Duhon thinks that Skiles keeps a distance to avoid blurring the line between coach and players. "I think he wants to establish respect," Duhon says. "He's so young as a coach. That's his main goal-not to cross that line." Chicago Tribune reporter K. C. Johnson, who covers the Bulls, doesn't buy into the stereotype of Skiles as overbearing hothead. "Scott's a badass," Johnson says, "and I think he kind of gets off on that. But I don't say that in a negative way. He's a badass because his whole career has been backing up what he believes in and holding those around him accountable. That trait is rare in any profession these days, much less professional sports."

Skiles's approach has earned some not-so-kind words from former players, including Tyson Chandler, the young forward who at one time was considered a cornerstone of the Bulls' post-Jordan rebuilding plan. Skiles "is not a good person," Chandler said in March before his first game back at the United Center after being traded to the Hornets. "That's obvious in the way he treats his players."

Perhaps Skiles's biggest test as the Bulls' coach came last November when he clashed with the newly acquired $60-million Ben Wallace over whether Wallace could wear a headband. The Bulls' rules forbade it. Not only did Wallace defy Skiles; he showed up wearing a band of bold red. "That was a blatant act of insubordination," Johnson says. "It was clearly a case of two strong-willed guys doing a stare-down."

Skiles held Wallace out of the game until the center removed the headband. But just before the start of the second half, Wallace put it on again. Again, Skiles took him out.

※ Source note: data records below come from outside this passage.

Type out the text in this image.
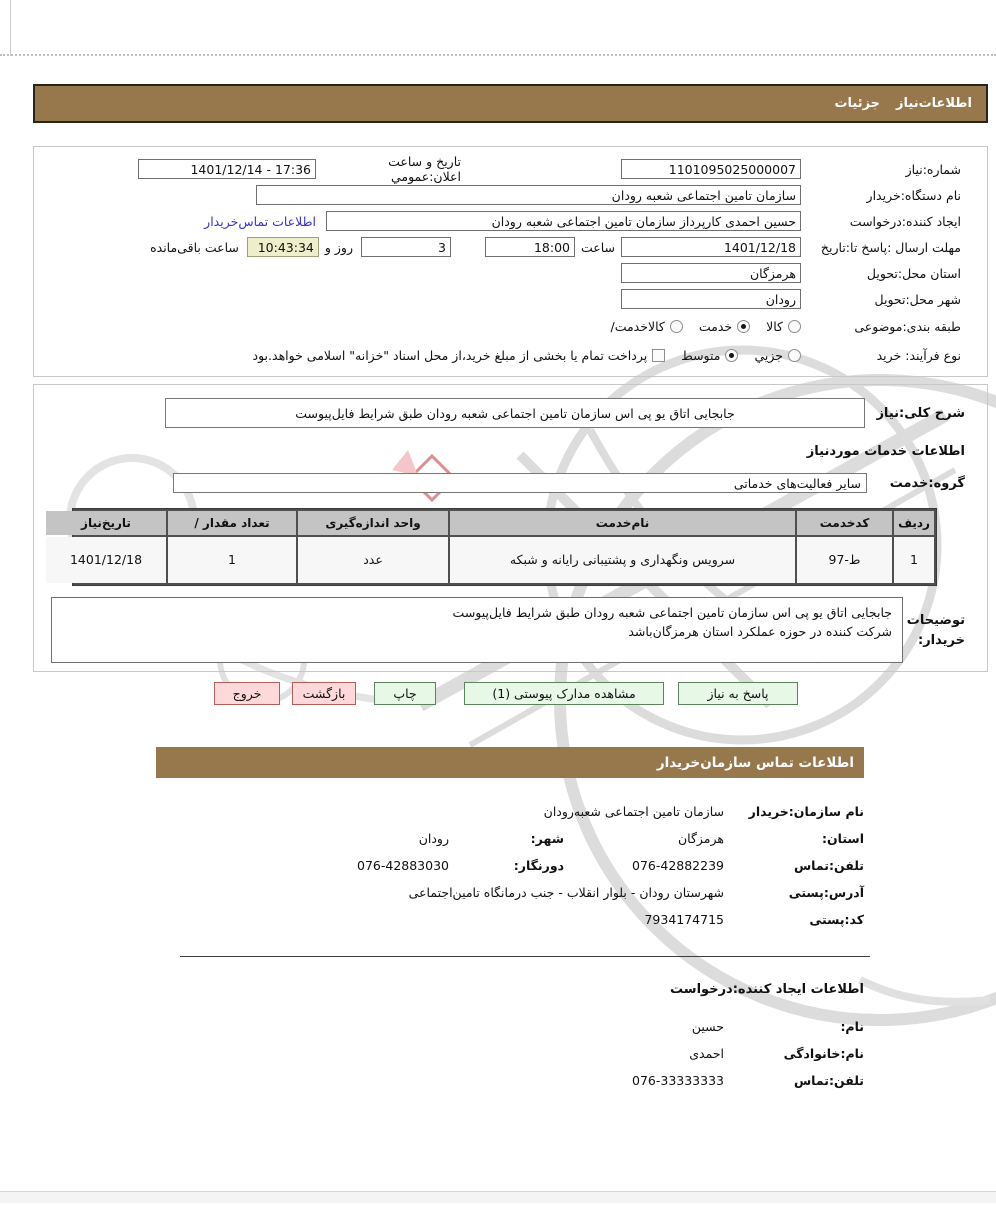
اطلاعات‌نیاز
جزئیات
شماره:نیاز
1101095025000007
تاریخ و ساعت اعلان:عمومي
1401/12/14 - 17:36
نام دستگاه:خریدار
سازمان تامین اجتماعی شعبه رودان
ایجاد کننده:درخواست
حسین احمدی کارپرداز سازمان تامین اجتماعی شعبه رودان
اطلاعات تماس‌خریدار
مهلت ارسال :پاسخ تا:تاریخ
1401/12/18
ساعت
18:00
3
روز و
10:43:34
ساعت باقی‌مانده
استان محل:تحویل
هرمزگان
شهر محل:تحویل
رودان
طبقه بندی:موضوعی
کالا
خدمت
کالاخدمت/
نوع فرآیند: خرید
جزیي
متوسط
پرداخت تمام یا بخشی از مبلغ خرید،از محل اسناد "خزانه" اسلامی خواهد.بود
شرح کلی:نیاز
جابجایی اتاق یو پی اس سازمان تامین اجتماعی شعبه رودان طبق شرایط فایل‌پیوست
اطلاعات خدمات موردنیاز
گروه:خدمت
سایر فعالیت‌های خدماتی
ردیف
کدخدمت
نام‌خدمت
واحد اندازه‌گیری
تعداد مقدار /
تاریخ‌نیاز
1
ط-97
سرویس ونگهداری و پشتیبانی رایانه و شبکه
عدد
1
1401/12/18
توضیحات
خریدار:
جابجایی اتاق یو پی اس سازمان تامین اجتماعی شعبه رودان طبق شرایط فایل‌پیوست
شرکت کننده در حوزه عملکرد استان هرمزگان‌باشد
پاسخ به نیاز
مشاهده مدارک پیوستی (1)
چاپ
بازگشت
خروج
اطلاعات تماس سازمان‌خریدار
نام سازمان:خریدار
سازمان تامین اجتماعی شعبه‌رودان
استان:
هرمزگان
شهر:
رودان
تلفن:تماس
076-42882239
دورنگار:
076-42883030
آدرس:پستی
شهرستان رودان - بلوار انقلاب - جنب درمانگاه تامین‌اجتماعی
کد:پستی
7934174715
اطلاعات ایجاد کننده:درخواست
نام:
حسین
نام:خانوادگی
احمدی
تلفن:تماس
076-33333333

What struck Johnson about the incident, however, was Skiles's restraint. Asked after the game whether he was upset at Wallace, Skiles told reporters, "No. I don't know why. I'm just not." Whether he really felt that way-and a postgame, closed-door, raised-voice team meeting suggests he did not-Wallace no longer wears the headband. Which reminds Johnson of a comment Skiles made during the 2003 season: "I've never lost a battle of wills in my life. And I don't plan on doing it now."